On assiste aujourd’hui à un repositionnement stratégique des compagnies aériennes opérant sur le marché marocain. Qu’il s’agit de la compagnie nationale ou des compagnies low cost, c’est une période où il est primordial de redistribuer ses cartes pour passer cette période de stagnation en attendant la reprise de l’activité.
Une chose est sûre, avec le retrait des compagnies low cost, la RAM a devant elle une opportunité historique pour se repositionner sur ses anciennes lignes stratégiques qui assuraient pendant longtemps une grande partie de son chiffre d’affaires. En plein plan de restructuration, la compagnie nationale pourrait tirer profit du retrait progressif des low cost.
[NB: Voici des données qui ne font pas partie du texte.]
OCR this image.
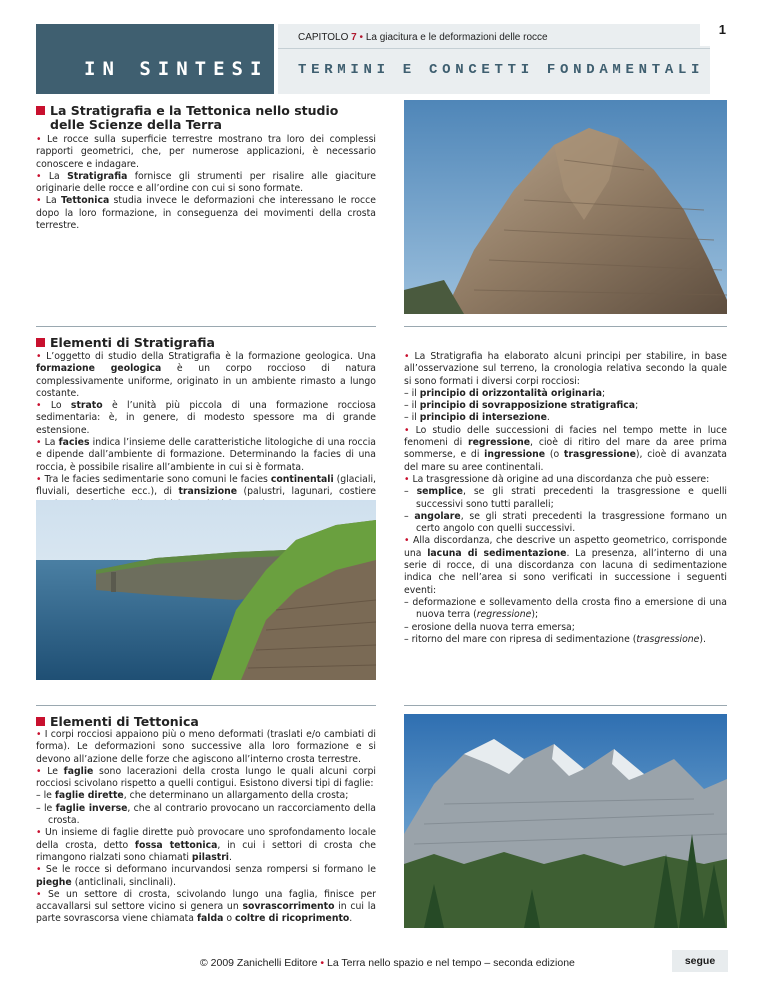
IN SINTESI
CAPITOLO 7 • La giacitura e le deformazioni delle rocce
TERMINI E CONCETTI FONDAMENTALI
1
La Stratigrafia e la Tettonica nello studio
delle Scienze della Terra

• Le rocce sulla superficie terrestre mostrano tra loro dei complessi rapporti geometrici, che, per numerose applicazioni, è necessario conoscere e indagare.

• La Stratigrafia fornisce gli strumenti per risalire alle giaciture originarie delle rocce e all’ordine con cui si sono formate.

• La Tettonica studia invece le deformazioni che interessano le rocce dopo la loro formazione, in conseguenza dei movimenti della crosta terrestre.

Elementi di Stratigrafia

• L’oggetto di studio della Stratigrafia è la formazione geologica. Una formazione geologica è un corpo roccioso di natura complessivamente uniforme, originato in un ambiente rimasto a lungo costante.

• Lo strato è l’unità più piccola di una formazione rocciosa sedimentaria: è, in genere, di modesto spessore ma di grande estensione.

• La facies indica l’insieme delle caratteristiche litologiche di una roccia e dipende dall’ambiente di formazione. Determinando la facies di una roccia, è possibile risalire all’ambiente in cui si è formata.

• Tra le facies sedimentarie sono comuni le facies continentali (glaciali, fluviali, desertiche ecc.), di transizione (palustri, lagunari, costiere

• La Stratigrafia ha elaborato alcuni principi per stabilire, in base all’osservazione sul terreno, la cronologia relativa secondo la quale si sono formati i diversi corpi rocciosi:

– il principio di orizzontalità originaria;

– il principio di sovrapposizione stratigrafica;

– il principio di intersezione.

• Lo studio delle successioni di facies nel tempo mette in luce fenomeni di regressione, cioè di ritiro del mare da aree prima sommerse, e di ingressione (o trasgressione), cioè di avanzata del mare su aree continentali.

• La trasgressione dà origine ad una discordanza che può essere:

– semplice, se gli strati precedenti la trasgressione e quelli successivi sono tutti paralleli;

– angolare, se gli strati precedenti la trasgressione formano un certo angolo con quelli successivi.

• Alla discordanza, che descrive un aspetto geometrico, corrisponde una lacuna di sedimentazione. La presenza, all’interno di una serie di rocce, di una discordanza con lacuna di sedimentazione indica che nell’area si sono verificati in successione i seguenti eventi:

– deformazione e sollevamento della crosta fino a emersione di una nuova terra (regressione);

– erosione della nuova terra emersa;

– ritorno del mare con ripresa di sedimentazione (trasgressione).

Elementi di Tettonica

• I corpi rocciosi appaiono più o meno deformati (traslati e/o cambiati di forma). Le deformazioni sono successive alla loro formazione e si devono all’azione delle forze che agiscono all’interno crosta terrestre.

• Le faglie sono lacerazioni della crosta lungo le quali alcuni corpi rocciosi scivolano rispetto a quelli contigui. Esistono diversi tipi di faglie:

– le faglie dirette, che determinano un allargamento della crosta;

– le faglie inverse, che al contrario provocano un raccorciamento della crosta.

• Un insieme di faglie dirette può provocare uno sprofondamento locale della crosta, detto fossa tettonica, in cui i settori di crosta che rimangono rialzati sono chiamati pilastri.

• Se le rocce si deformano incurvandosi senza rompersi si formano le pieghe (anticlinali, sinclinali).

• Se un settore di crosta, scivolando lungo una faglia, finisce per accavallarsi sul settore vicino si genera un sovrascorrimento in cui la parte sovrascorsa viene chiamata falda o coltre di ricoprimento.

© 2009 Zanichelli Editore • La Terra nello spazio e nel tempo – seconda edizione	segue
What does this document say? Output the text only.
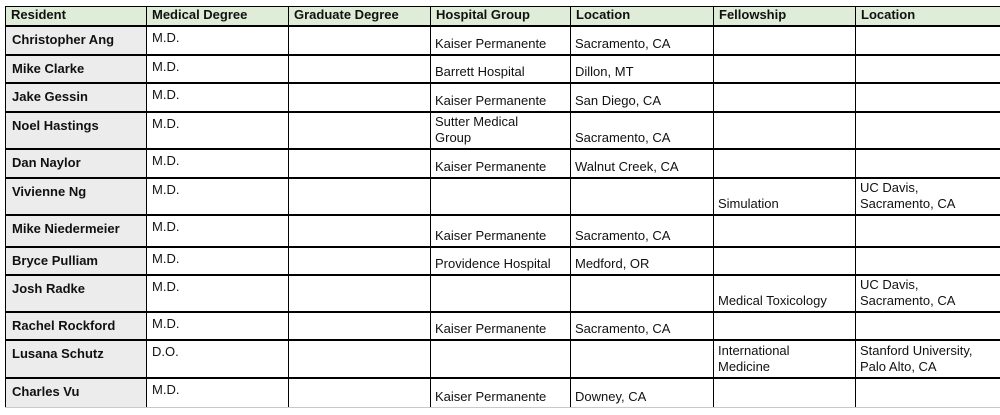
Resident	Medical Degree	Graduate Degree	Hospital Group	Location	Fellowship	Location
Christopher Ang	M.D.		Kaiser Permanente	Sacramento, CA		
Mike Clarke	M.D.		Barrett Hospital	Dillon, MT		
Jake Gessin	M.D.		Kaiser Permanente	San Diego, CA		
Noel Hastings	M.D.		Sutter Medical Group	Sacramento, CA		
Dan Naylor	M.D.		Kaiser Permanente	Walnut Creek, CA		
Vivienne Ng	M.D.				Simulation	UC Davis, Sacramento, CA
Mike Niedermeier	M.D.		Kaiser Permanente	Sacramento, CA		
Bryce Pulliam	M.D.		Providence Hospital	Medford, OR		
Josh Radke	M.D.				Medical Toxicology	UC Davis, Sacramento, CA
Rachel Rockford	M.D.		Kaiser Permanente	Sacramento, CA		
Lusana Schutz	D.O.				International Medicine	Stanford University, Palo Alto, CA
Charles Vu	M.D.		Kaiser Permanente	Downey, CA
Assurer ses arrières avec les TO

Le secteur aérien est intimement lié au secteur touristique. Il faut savoir que toutes les compagnies aériennes adoptent un modèle hybride: le B to C ou la vente directe au client final, et les contrats avec les Tours Opérateurs. «Dans son plan de restructuration, et avec le récent contrat qu’elle a scellé avec le TO français Marmara, Jet4you consacre plus de 60% de ses sièges à ses partenaires TO», explique Myriam Kadmiri. Ces 60% incluent plusieurs contrats avec les TO, mais avec une forte contribution de Marmara qui est l’un des plus gros émetteurs de touristes vers le Maroc. En 2009, un touriste français sur cinq a assuré son voyage via le TO Marmara. On imagine alors l’ampleur de la perte qu’assume son ancien client la RAM avec la perte de ce marché. Ce genre de contrat constitue une garantie pour toute la saison. Il est donc un facteur déterminant pour une compagnie aérienne d’avoir dans son portefeuille plusieurs TO comme partenaires. Sachant que les clients individuels ne sont pas rentables, puisque les prix des sièges sont beaucoup moins chers que lorsqu’ils sont vendus en package. En parallèle, les compagnies aériennes assurent ce qu’on appelle dans le jargon aérien les «full charter». C’est une sorte de service aérien où la compagnie loue l’avion avec son équipage à un TO. Ici, on comprend que les compagnies low cost assurent leurs arrières au même titre que les compagnies nationales pour prévenir les fluctuations de la demande. Mais on remarque aussi que plusieurs marché de TO échappe de plus en plus aux compagnies nationales au profit des low cost, principalement à cause de leurs prix élevés.